O futuro do trabalho está a ser moldado por uma transformação radical, onde as carreiras fluidas se tornam cada vez mais comuns. Pedro Soeiro Carvalho, advisor do Fórum Económico Mundial, defende que as profissões tradicionais, como canalizadores e eletricistas, continuarão a ser procuradas, mas que a maioria dos empregos será substituída por uma sucessão de projetos e iniciativas. Em entrevista ao ECO, Carvalho destacou a importância da formação contínua para preparar os trabalhadores para este novo cenário.

Na conferência “Leader’s Agenda 2026”, promovida pelo Conselho Estratégico de Liderança da ISEG Alumni Económicas, Carvalho enfatizou que a formação contínua não é apenas desejável, mas uma necessidade urgente. “É fundamental que os jovens desenvolvam a sua criatividade e espírito crítico, adquirindo ferramentas de empreendedorismo”, afirmou. A formação contínua será, assim, um “oxigénio” para os profissionais que desejam adaptar-se às novas exigências do mercado.
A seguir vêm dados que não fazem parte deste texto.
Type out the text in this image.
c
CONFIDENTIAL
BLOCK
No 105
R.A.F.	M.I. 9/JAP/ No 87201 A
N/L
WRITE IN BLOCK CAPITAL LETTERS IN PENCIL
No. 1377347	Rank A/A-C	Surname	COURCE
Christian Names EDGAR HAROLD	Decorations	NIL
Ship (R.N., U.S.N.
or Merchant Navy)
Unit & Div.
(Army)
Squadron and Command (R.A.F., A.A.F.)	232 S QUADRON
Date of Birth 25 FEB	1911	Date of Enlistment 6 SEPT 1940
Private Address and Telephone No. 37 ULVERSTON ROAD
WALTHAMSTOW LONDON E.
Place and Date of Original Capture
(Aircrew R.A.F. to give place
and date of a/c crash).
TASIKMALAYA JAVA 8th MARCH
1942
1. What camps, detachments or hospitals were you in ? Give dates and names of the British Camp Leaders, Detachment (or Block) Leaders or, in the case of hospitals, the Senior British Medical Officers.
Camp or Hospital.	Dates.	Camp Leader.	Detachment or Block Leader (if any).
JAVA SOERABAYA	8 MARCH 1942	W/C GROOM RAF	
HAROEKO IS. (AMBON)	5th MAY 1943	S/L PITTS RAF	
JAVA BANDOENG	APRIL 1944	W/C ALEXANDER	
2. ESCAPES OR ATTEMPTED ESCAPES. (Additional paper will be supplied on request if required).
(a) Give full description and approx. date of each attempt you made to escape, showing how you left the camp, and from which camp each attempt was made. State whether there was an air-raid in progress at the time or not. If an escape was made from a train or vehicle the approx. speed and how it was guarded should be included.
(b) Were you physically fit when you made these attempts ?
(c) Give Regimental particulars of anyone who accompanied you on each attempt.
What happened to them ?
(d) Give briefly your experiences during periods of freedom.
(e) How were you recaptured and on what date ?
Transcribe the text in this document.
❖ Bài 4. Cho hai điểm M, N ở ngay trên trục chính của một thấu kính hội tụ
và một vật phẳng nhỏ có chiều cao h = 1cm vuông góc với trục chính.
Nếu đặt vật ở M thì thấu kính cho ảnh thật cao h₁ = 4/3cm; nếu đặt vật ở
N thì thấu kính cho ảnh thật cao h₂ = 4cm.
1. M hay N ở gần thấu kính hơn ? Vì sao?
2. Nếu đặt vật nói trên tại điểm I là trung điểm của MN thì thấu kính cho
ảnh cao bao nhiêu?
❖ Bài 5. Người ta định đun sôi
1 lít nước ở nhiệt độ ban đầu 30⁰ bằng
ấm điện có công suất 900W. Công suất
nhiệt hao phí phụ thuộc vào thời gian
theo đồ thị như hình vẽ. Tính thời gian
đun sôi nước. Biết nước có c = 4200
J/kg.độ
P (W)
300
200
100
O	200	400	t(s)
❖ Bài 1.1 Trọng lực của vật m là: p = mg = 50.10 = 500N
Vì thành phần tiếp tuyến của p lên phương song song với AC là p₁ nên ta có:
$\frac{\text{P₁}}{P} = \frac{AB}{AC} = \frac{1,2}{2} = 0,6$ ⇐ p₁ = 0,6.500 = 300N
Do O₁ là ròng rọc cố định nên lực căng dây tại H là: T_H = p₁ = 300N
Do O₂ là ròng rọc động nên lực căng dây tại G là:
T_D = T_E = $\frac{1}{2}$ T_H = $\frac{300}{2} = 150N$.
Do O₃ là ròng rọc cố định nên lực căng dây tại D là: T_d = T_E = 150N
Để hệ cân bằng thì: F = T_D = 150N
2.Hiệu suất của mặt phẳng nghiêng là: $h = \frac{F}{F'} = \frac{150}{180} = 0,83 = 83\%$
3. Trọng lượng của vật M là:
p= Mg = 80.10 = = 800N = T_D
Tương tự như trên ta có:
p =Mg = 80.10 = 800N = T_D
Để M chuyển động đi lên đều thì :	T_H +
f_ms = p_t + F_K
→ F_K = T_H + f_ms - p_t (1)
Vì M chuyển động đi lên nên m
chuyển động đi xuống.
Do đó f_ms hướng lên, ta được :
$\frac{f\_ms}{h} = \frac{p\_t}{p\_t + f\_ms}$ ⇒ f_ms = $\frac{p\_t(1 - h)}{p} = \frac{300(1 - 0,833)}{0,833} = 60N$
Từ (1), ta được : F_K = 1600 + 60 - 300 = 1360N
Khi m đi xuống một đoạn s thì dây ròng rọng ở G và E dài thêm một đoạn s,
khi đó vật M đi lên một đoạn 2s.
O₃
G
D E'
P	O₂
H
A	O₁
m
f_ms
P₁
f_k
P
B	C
O Fórum Económico Mundial prevê a criação de 170 milhões de empregos nos próximos anos, mas também a destruição de cerca de 92 milhões. Este cenário exige uma reconversão significativa dos trabalhadores. Carvalho acredita que a única certeza é que a inteligência artificial irá substituir muitas funções cognitivas, como cálculos e trabalho administrativo. Contudo, ele sublinha que o ritmo dessa transformação é incerto.

As novas funções que surgirão estarão, segundo Carvalho, ligadas à combinação da consciência humana com a inteligência artificial. “Precisamos de explorar o futuro e identificar as áreas onde o humano é singular e relevante”, disse. Embora seja difícil prever quais serão esses novos empregos, áreas que envolvem pensamento crítico e criatividade terão um papel central.

A ideia de que um canalizador poderá ganhar mais do que um programador, como se ouviu na Web Summit, é contestada por Carvalho. Ele considera que isso não faz sentido, uma vez que o futuro do trabalho não se baseará apenas em profissões tradicionais, mas sim em atividades que envolvem novas tecnologias e inovação.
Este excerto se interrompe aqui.